Recensione: Evil Upheaval
Gli australiani Depravity, nati nel 2016, dopo solo due anni di attività – e in mezzo un EP, “Reign of the Depraved”, 2016 – giungono a dare alle stampe il loro debut-album, “Evil Upheaval”.
Bastano tuttavia pochi secondi di ascolto dell’opener-track ‘Manic Onslaught’ per rendersi conto che di tutto si tratta, tranne che di una formazione alle prime armi. E difatti, scorrendo il curriculum dei cinque membri, si scopre che trattasi di musicisti scafati, pregni di tecnica ed esperienza: Jamie Kay (voce – Inanimacy, ex-The Alchemont, ex-Obscenium, Necromancer, ex-The Ritual Aura), Lynton Cessford (chitarra – Entrails Eradicated, ex-Gallows for Grace, ex-Malignant Monster, ex-The Alchemont), Jarrod Curley (chitarra – ex-Malignant Monster, ex-Pathogen), Ainsley Watkins (basso – ex-Scourge) e Louis Rando (batteria – Bloodlust, Impiety, Mhorgl, Psychonaut, The Furor, ex-Dybbuk, ex-Malignant Monster, ex-Militant Mass, ex-Pagan, ex-Pathogen, ex-Shrapnel, ex-Earth Rot (live), ex-Nervecell (live), ex-Choke (live)). Una ridda di nomi che non è solo mera elencazione enciclopedica, ma anzi la dimostrazione lampante di quanto più sopra affermato.
“Evil Upheaval” è un full-length brutale, duro, incisivo, violentissimo. Il brutal death metal che i Depravity riescono a mettere assieme è fra i migliori ascoltati quest’anno. Sia per l’intensità, sia per la consistenza di uno stile completamente formato, adulto, pieno. Scevro da qualsiasi elemento possa ricondurre alla questione a un approccio che non sia perfetto in tutto e per tutto. Perfetta l’interpretazione, perfetto il sound, più che buono il songwriting.
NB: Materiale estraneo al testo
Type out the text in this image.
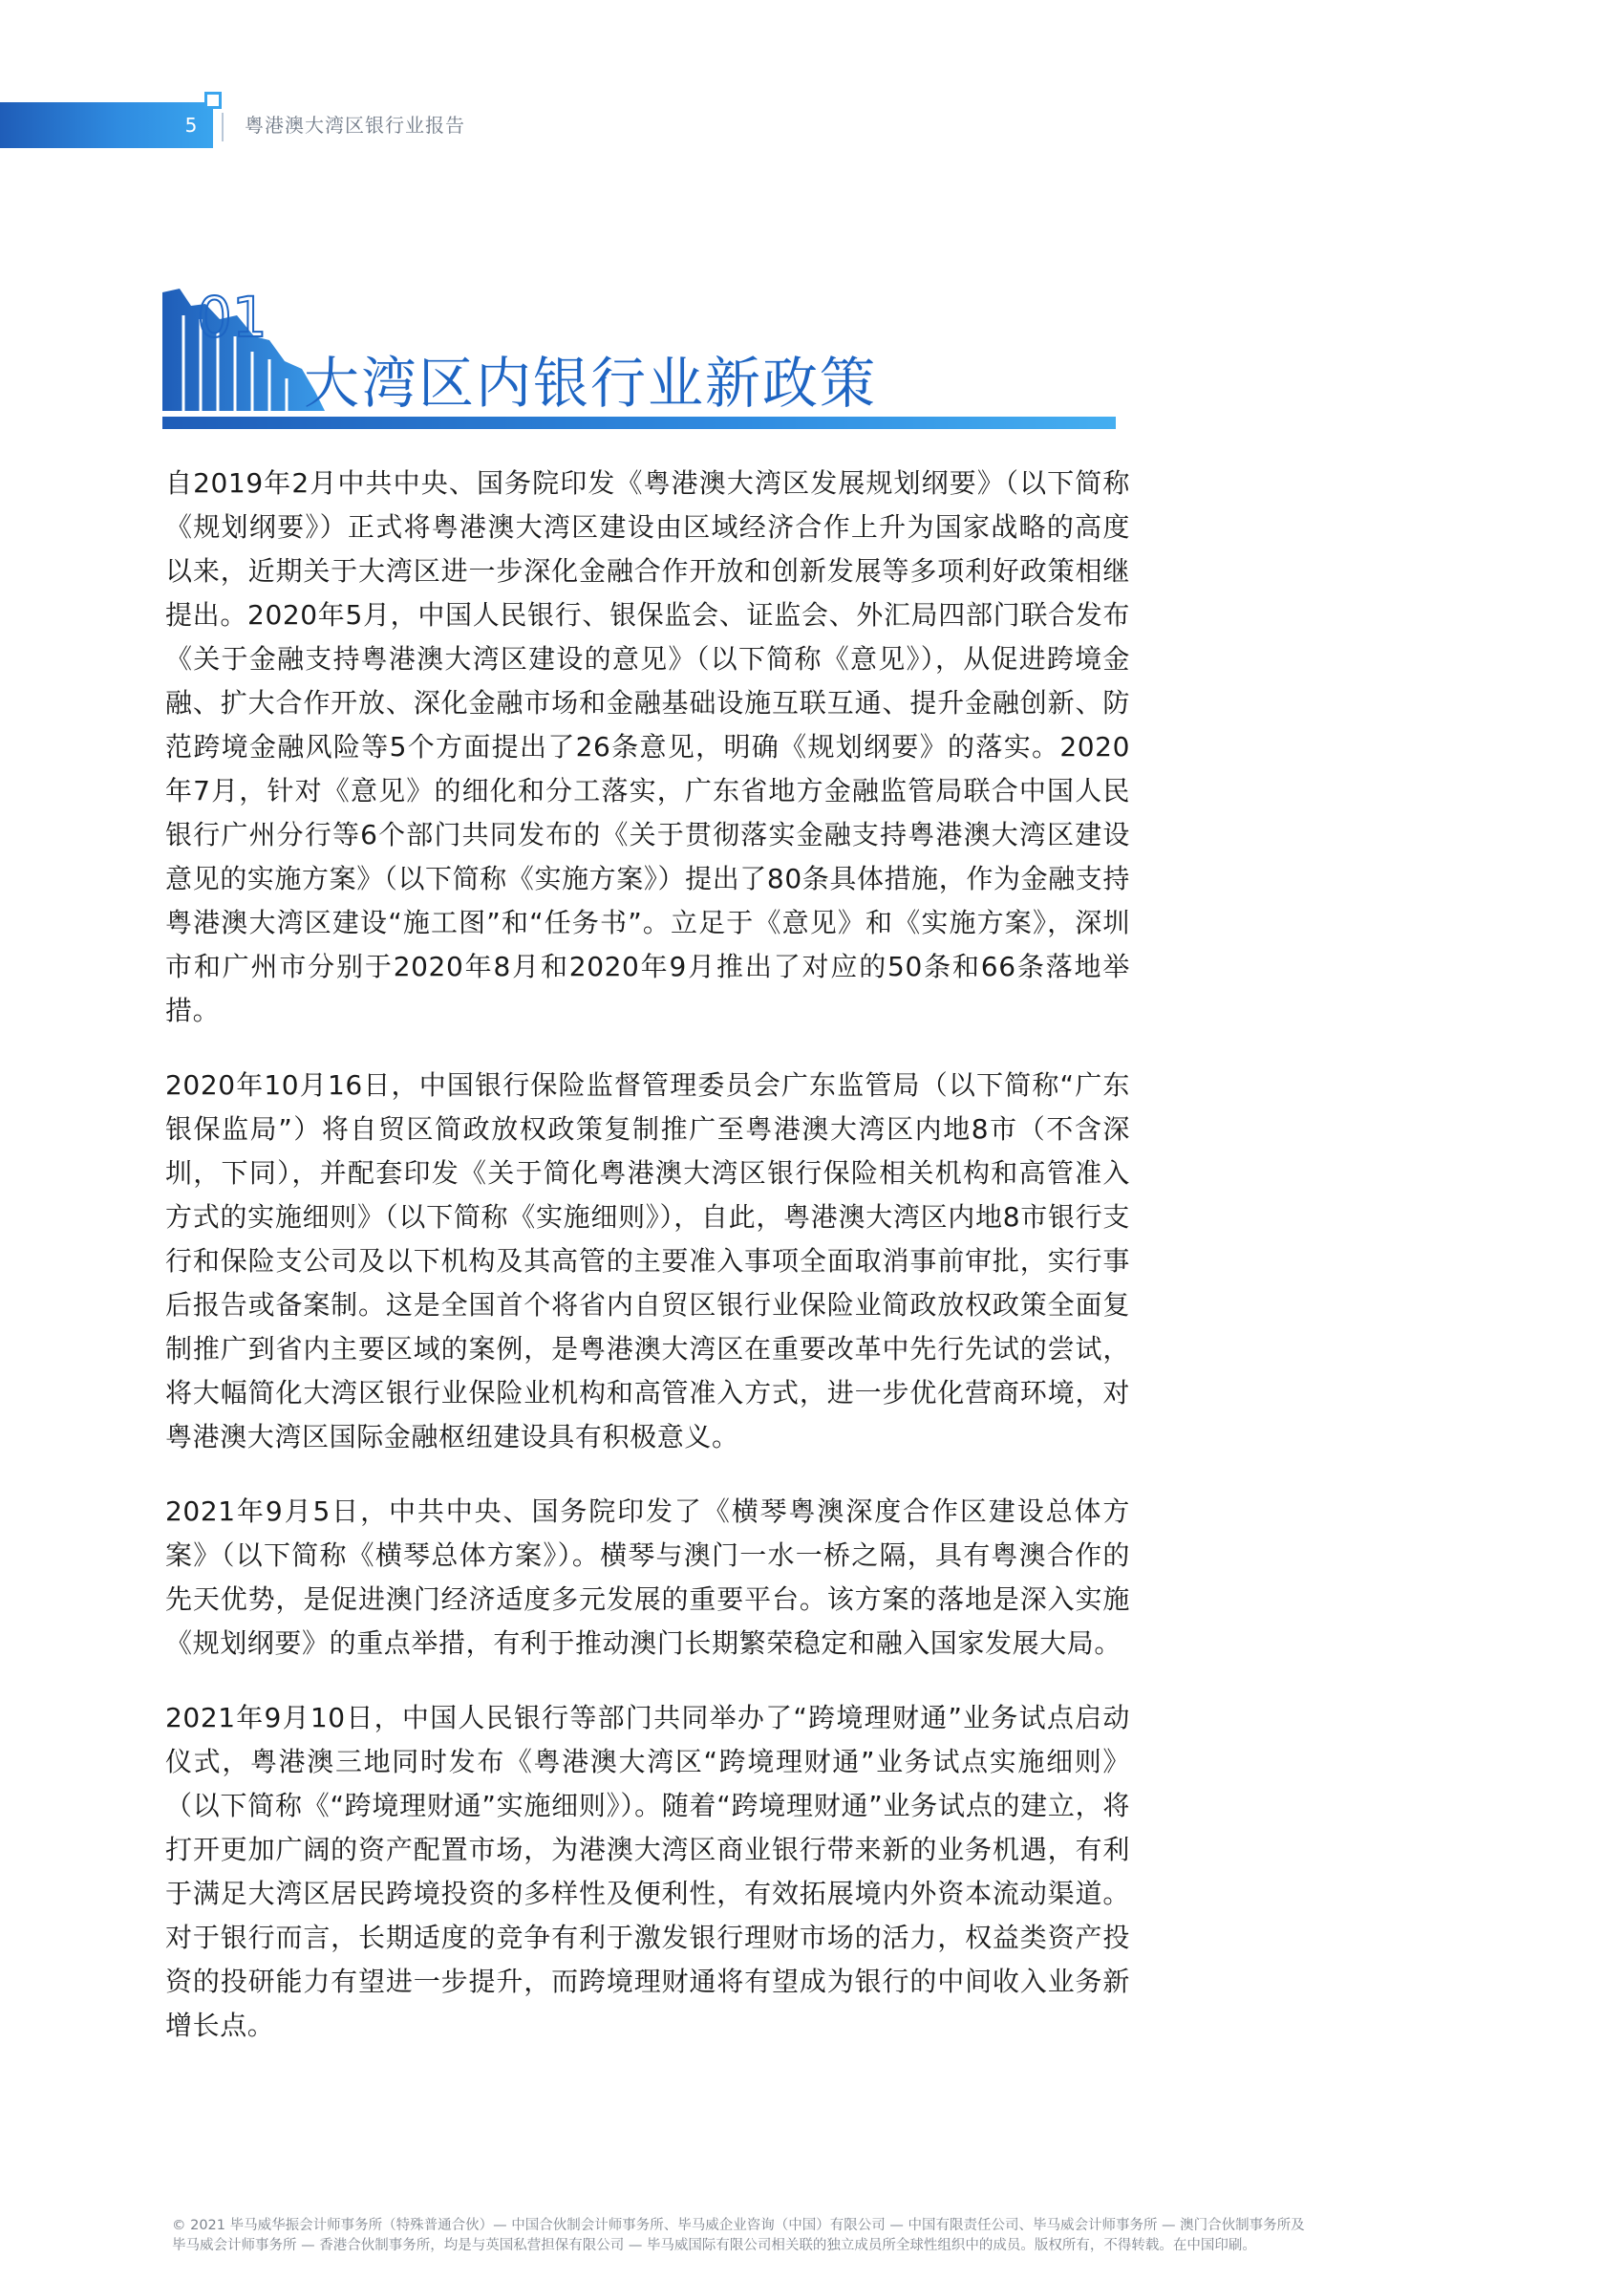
5 粤港澳大湾区银行业报告
01
大湾区内银行业新政策

自2019年2月中共中央、国务院印发《粤港澳大湾区发展规划纲要》（以下简称《规划纲要》）正式将粤港澳大湾区建设由区域经济合作上升为国家战略的高度以来，近期关于大湾区进一步深化金融合作开放和创新发展等多项利好政策相继提出。2020年5月，中国人民银行、银保监会、证监会、外汇局四部门联合发布《关于金融支持粤港澳大湾区建设的意见》（以下简称《意见》），从促进跨境金融、扩大合作开放、深化金融市场和金融基础设施互联互通、提升金融创新、防范跨境金融风险等5个方面提出了26条意见，明确《规划纲要》的落实。2020年7月，针对《意见》的细化和分工落实，广东省地方金融监管局联合中国人民银行广州分行等6个部门共同发布的《关于贯彻落实金融支持粤港澳大湾区建设意见的实施方案》（以下简称《实施方案》）提出了80条具体措施，作为金融支持粤港澳大湾区建设“施工图”和“任务书”。立足于《意见》和《实施方案》，深圳市和广州市分别于2020年8月和2020年9月推出了对应的50条和66条落地举措。

2020年10月16日，中国银行保险监督管理委员会广东监管局（以下简称“广东银保监局”）将自贸区简政放权政策复制推广至粤港澳大湾区内地8市（不含深圳，下同），并配套印发《关于简化粤港澳大湾区银行保险相关机构和高管准入方式的实施细则》（以下简称《实施细则》），自此，粤港澳大湾区内地8市银行支行和保险支公司及以下机构及其高管的主要准入事项全面取消事前审批，实行事后报告或备案制。这是全国首个将省内自贸区银行业保险业简政放权政策全面复制推广到省内主要区域的案例，是粤港澳大湾区在重要改革中先行先试的尝试，将大幅简化大湾区银行业保险业机构和高管准入方式，进一步优化营商环境，对粤港澳大湾区国际金融枢纽建设具有积极意义。

2021年9月5日，中共中央、国务院印发了《横琴粤澳深度合作区建设总体方案》（以下简称《横琴总体方案》）。横琴与澳门一水一桥之隔，具有粤澳合作的先天优势，是促进澳门经济适度多元发展的重要平台。该方案的落地是深入实施《规划纲要》的重点举措，有利于推动澳门长期繁荣稳定和融入国家发展大局。

2021年9月10日，中国人民银行等部门共同举办了“跨境理财通”业务试点启动仪式，粤港澳三地同时发布《粤港澳大湾区“跨境理财通”业务试点实施细则》（以下简称《“跨境理财通”实施细则》）。随着“跨境理财通”业务试点的建立，将打开更加广阔的资产配置市场，为港澳大湾区商业银行带来新的业务机遇，有利于满足大湾区居民跨境投资的多样性及便利性，有效拓展境内外资本流动渠道。对于银行而言，长期适度的竞争有利于激发银行理财市场的活力，权益类资产投资的投研能力有望进一步提升，而跨境理财通将有望成为银行的中间收入业务新增长点。

© 2021 毕马威华振会计师事务所（特殊普通合伙）— 中国合伙制会计师事务所、毕马威企业咨询（中国）有限公司 — 中国有限责任公司、毕马威会计师事务所 — 澳门合伙制事务所及
毕马威会计师事务所 — 香港合伙制事务所，均是与英国私营担保有限公司 — 毕马威国际有限公司相关联的独立成员所全球性组织中的成员。版权所有，不得转载。在中国印刷。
Pur essendo piuttosto intricato e difficile, il brutal sparato dalle bocche di fuoco del combo di Perth scorre via senza intoppi, rivelando una continuità a tutto tondo che, una volta di più, mostra la bravura di un ensemble davvero capace e, soprattutto, in grado di raggiungere le più alte vette del metal estremo senza complicanze di alcun tipo. Una linearità d’intenti che identifica una delle caratteristiche peculiari del platter. Del resto, i Nostri riescono anche a infondere alle proprie note un mood tetro e oscuro (‘Despondency’), che spezza l’idea che il brutal sia solo… brutalità e basta.
Brani come ‘Repugnant’ rappresentano lo status dell’arte in materia. Jamie Kay plasma le proprie linee vocali mediante un growling non esagerato ma stentoreo, possente, lungi da suinesche dissertazioni con l’inhale. Le due chitarre erigono un muro di suono abnorme, spesso, massiccio, invalicabile per via dell’ampiezza delle tre dimensioni, dilatate dal drumming tentacolare di Louis Rando, batterista dotato di grande abilità, a suo agio con qualsiasi ritmo, blast-beats in primis.
Un altro segno particolare di “Evil Upheaval” risiede nella raffinatezza delle composizioni. Il sound, come detto, è qualcosa di enorme, dissonante, devastante, complesso. Tuttavia, le tracce scorrono con disarmante facilità in antitesi a qualcosa che, al contrario, in molta parte dei casi, risulta indigesto e stancante. Il brutal dei Depravity è a volte assolutamente annichilente (‘The Great Divide’), purtuttavia, pur essendo lontano anni-luce dai concetti legati alla commerciabilità mainstream, si lascia ascoltare con una facilità sorprendente. In questi casi è complicato capire perché ciò avvenga. La risposta è celata nella coesione fra i componenti della band, nella loro abilità a fondersi per un unico sound che fissi a fuoco il marchio di fabbrica della formazione nonché nel talento di scrittura. Ma, soprattutto, di qualcosa d’indefinibile che il quintetto della Western Australia ha, e che tanti altri non hanno. Il famigerato quid in più, insomma.
Una bella sorpresa, questi Depravity: “Evil Upheaval” è brutal death metal per tutti!